Yüzde 0’a yakın faize alışan piyasalar için yeni döneme nasıl intibak edileceği hakkında bir mutabakat yok. Bileşik kaplar misali dünyanın bir ucunda yaşanan iktisadî iniş yahut çıkış diğer tarafta anında hissediliyor.

2020’de kriz yaşanıp yaşanmayacağını bilmiyoruz. Mamafih tarih bizlere dünyanın her 10-15 senede bir şiddeti az ya da çok iktisadî şoka maruz kaldığını haber veriyor.

TÜRKİYE İÇİN FELAKET OLUR

Muhtemel bir küresel kriz Türkiye gibi kendi krizi ile boğuşan ekonomiler için tek kelime ile “felaket” olur.

2008 krizinin akabinde 2009 senesinde yüzde 5’e yakın küçülen ekonomi bugün ile mukayese edilmeyecek kadar iyi vaziyetteydi.

Türkiye’ye adeta sermaye yağıyordu. Yabancılar senede 15 milyar dolar doğrudan yatırıma imza atıyordu.

En basitinden bankaların ve şirketlerin döviz borcu 220 milyar dolar değildi. Borcun 114 milyar dolarının 1 sene içinde ödenmesi gibi bir mecburiyet hiç yoktu. Bütçe açıkları bu kadar fazla değildi.

EKONOMİ 2009 KRİZİNDE BİLE BUGÜNDEN SAĞLAMDI

Sağlık Bakanlığı, “hastanelerde acil ameliyatlar haricinde ameliyat yapılamaz” acziyetine düşmemişti. Mahkemelerde avukatlardan A4 kâğıt talep edilmemişti.

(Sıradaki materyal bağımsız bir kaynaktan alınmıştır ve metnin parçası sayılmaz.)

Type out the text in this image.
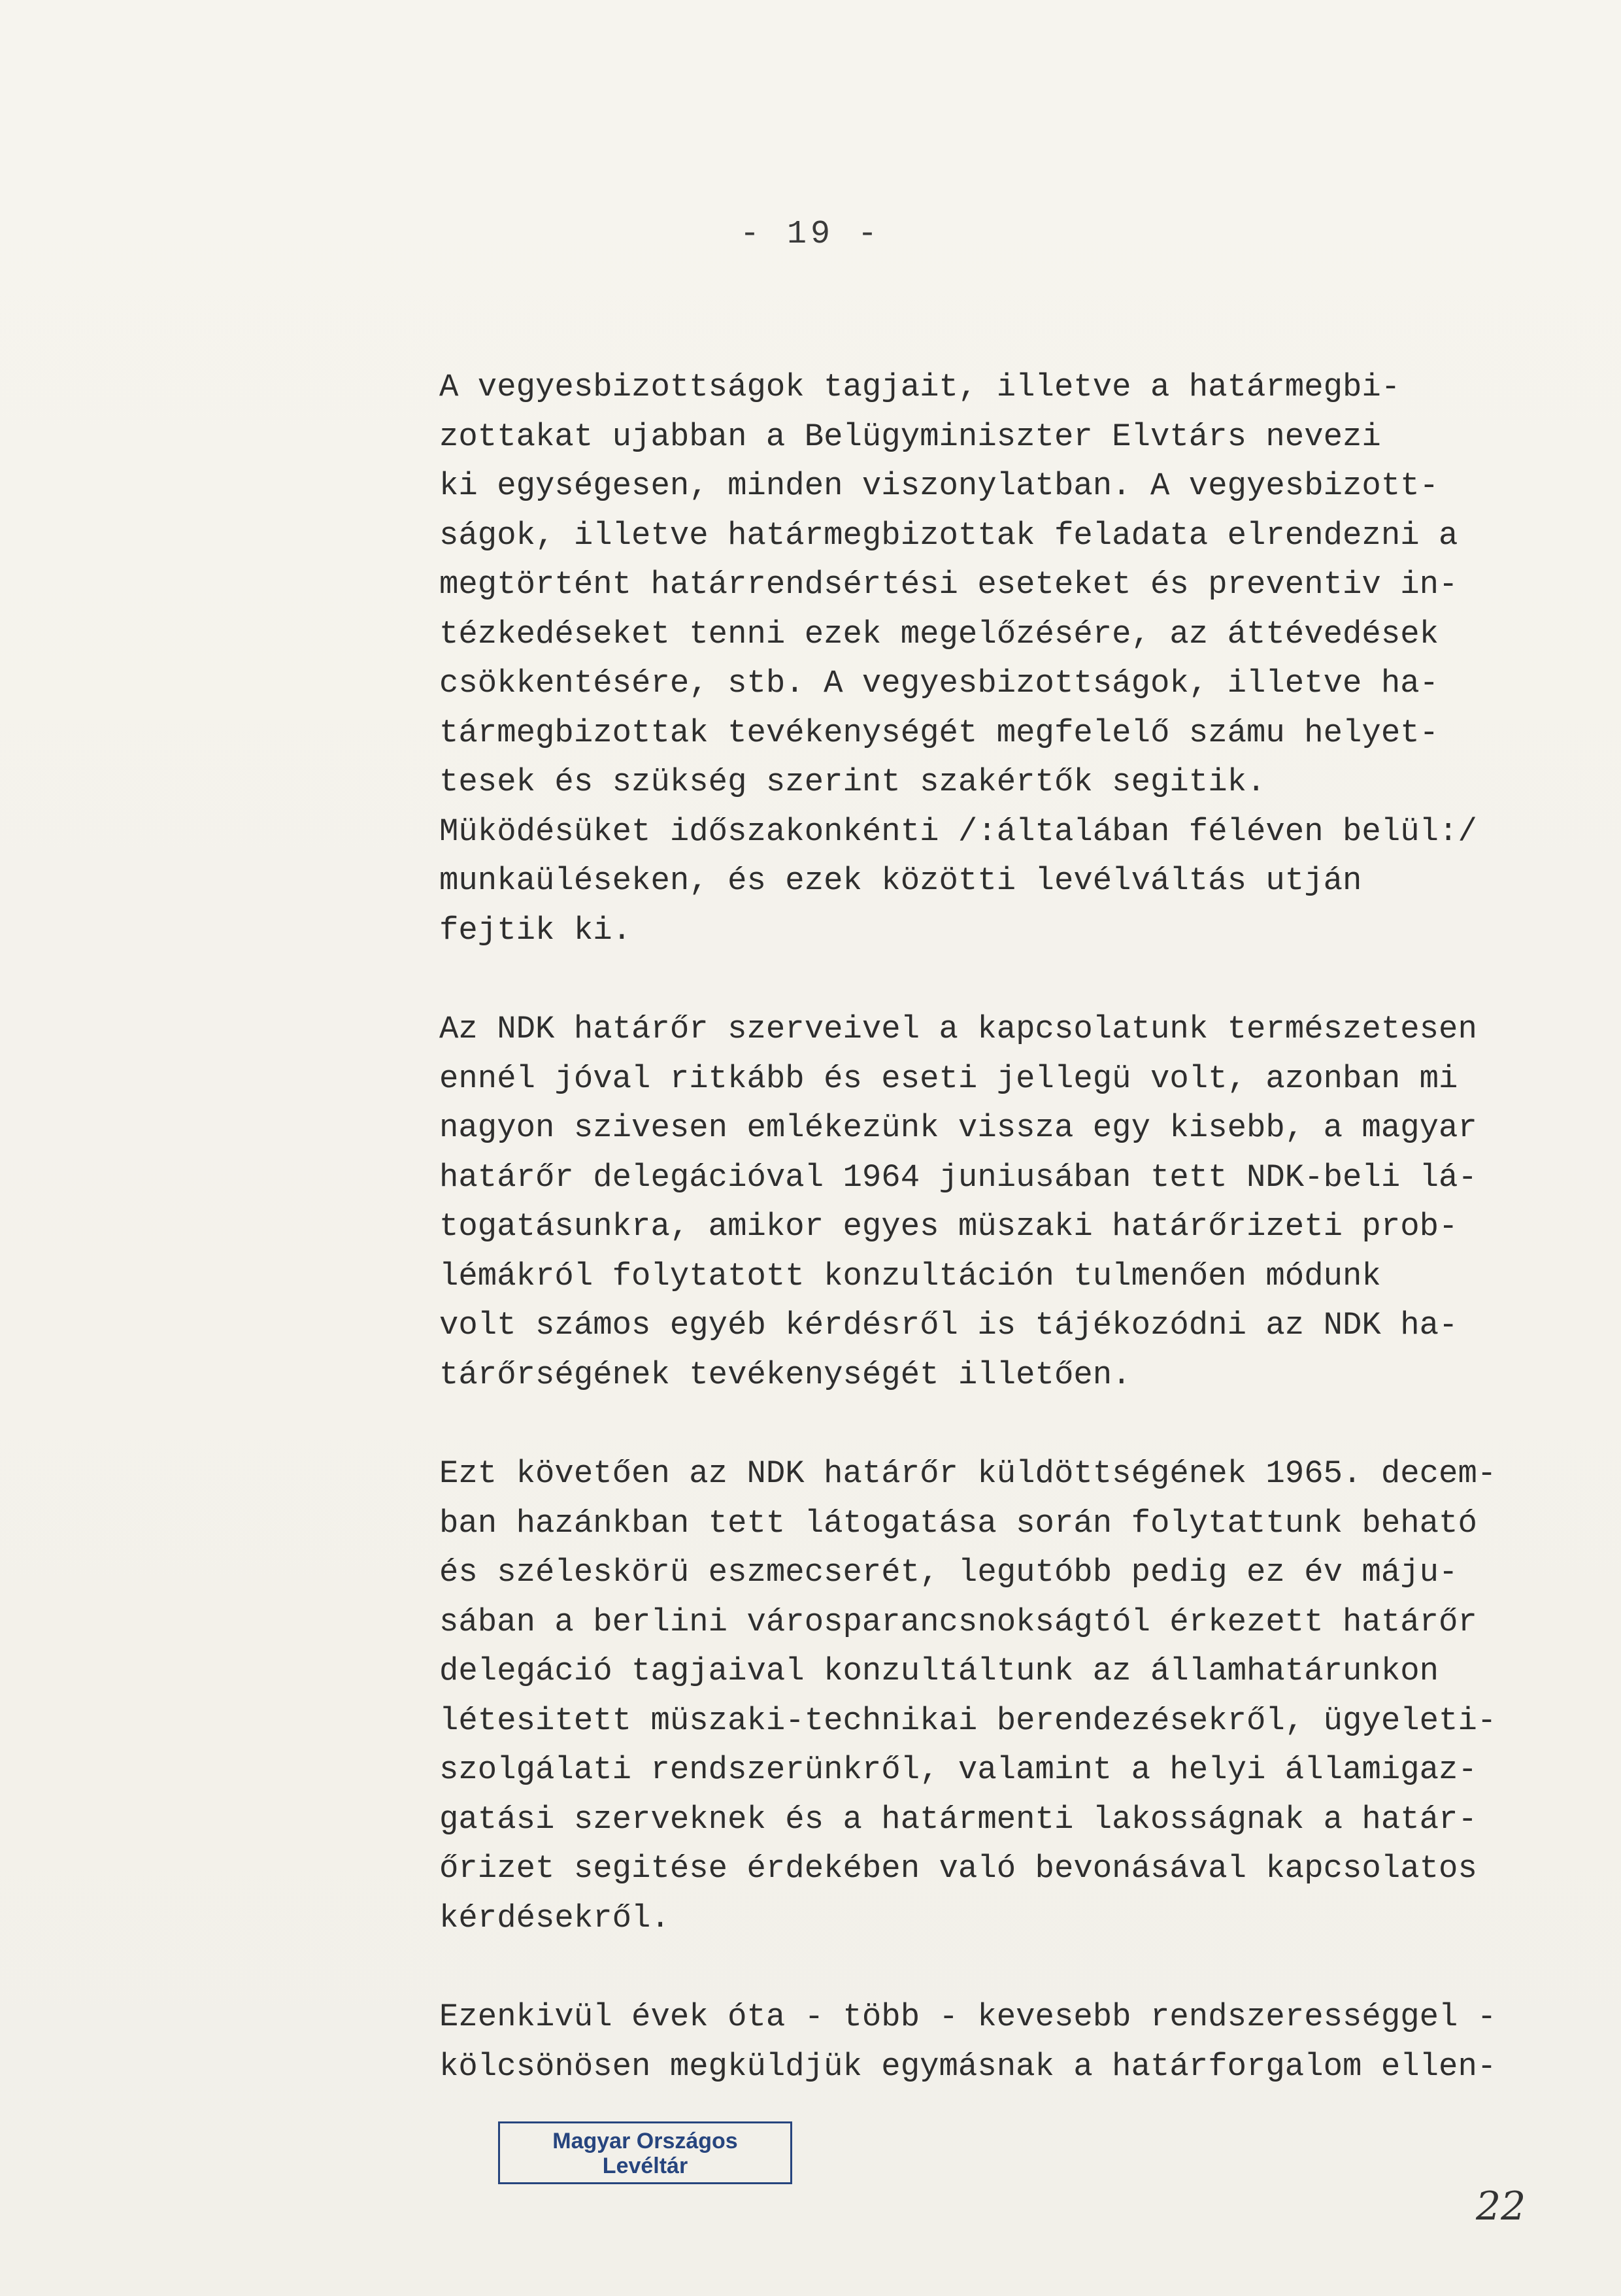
- 19 -
A vegyesbizottságok tagjait, illetve a határmegbi-
zottakat ujabban a Belügyminiszter Elvtárs nevezi
ki egységesen, minden viszonylatban. A vegyesbizott-
ságok, illetve határmegbizottak feladata elrendezni a
megtörtént határrendsértési eseteket és preventiv in-
tézkedéseket tenni ezek megelőzésére, az áttévedések
csökkentésére, stb. A vegyesbizottságok, illetve ha-
tármegbizottak tevékenységét megfelelő számu helyet-
tesek és szükség szerint szakértők segitik.
Müködésüket időszakonkénti /:általában féléven belül:/
munkaüléseken, és ezek közötti levélváltás utján
fejtik ki.
Az NDK határőr szerveivel a kapcsolatunk természetesen
ennél jóval ritkább és eseti jellegü volt, azonban mi
nagyon szivesen emlékezünk vissza egy kisebb, a magyar
határőr delegációval 1964 juniusában tett NDK-beli lá-
togatásunkra, amikor egyes müszaki határőrizeti prob-
lémákról folytatott konzultáción tulmenően módunk
volt számos egyéb kérdésről is tájékozódni az NDK ha-
tárőrségének tevékenységét illetően.
Ezt követően az NDK határőr küldöttségének 1965. decem-
ban hazánkban tett látogatása során folytattunk beható
és széleskörü eszmecserét, legutóbb pedig ez év máju-
sában a berlini városparancsnokságtól érkezett határőr
delegáció tagjaival konzultáltunk az államhatárunkon
létesitett müszaki-technikai berendezésekről, ügyeleti-
szolgálati rendszerünkről, valamint a helyi államigaz-
gatási szerveknek és a határmenti lakosságnak a határ-
őrizet segitése érdekében való bevonásával kapcsolatos
kérdésekről.
Ezenkivül évek óta - több - kevesebb rendszerességgel -
kölcsönösen megküldjük egymásnak a határforgalom ellen-
Magyar Országos
Levéltár
22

Aynı şekilde okul idareleri, velilerin eline “keçeli kalem, A4 kâğıdı, tahta silgisi, Arap sabunu, çamaşır suyu, deterjan ve kova” yazılı ihtiyaç listesi tutuşturmamıştı.

Konkordato için şirketler mahkeme önlerinde sabahlamıyordu.

Enflasyon yüzde 9,50 idi. Halihazırda yüzde 24. Merkez Bankası’nın gösterge faizi yüzde 13 idi. Bugün yüzde 24.

Hangi göstergeye bakılırsa bakılsın Türkiye bugün kendi kendine çıkardığı bir krizi aşmaya çalışıyor.

Türkiye tek adam rejimini tercih etmenin, hukuk devletinin icaplarından kopmanın tabii neticesi ile karşı karşıya…

Dünya ekonomisinin en istikrarlı günlerinde krize girmek başlı başına bir maharetti (!)

2008 krizini daha evvel haber vermesi ile tanınan iktisatçı Roubini’nin 2020 ikazını en fazla Türkiye’yi idare eden zevat dikkate almalı.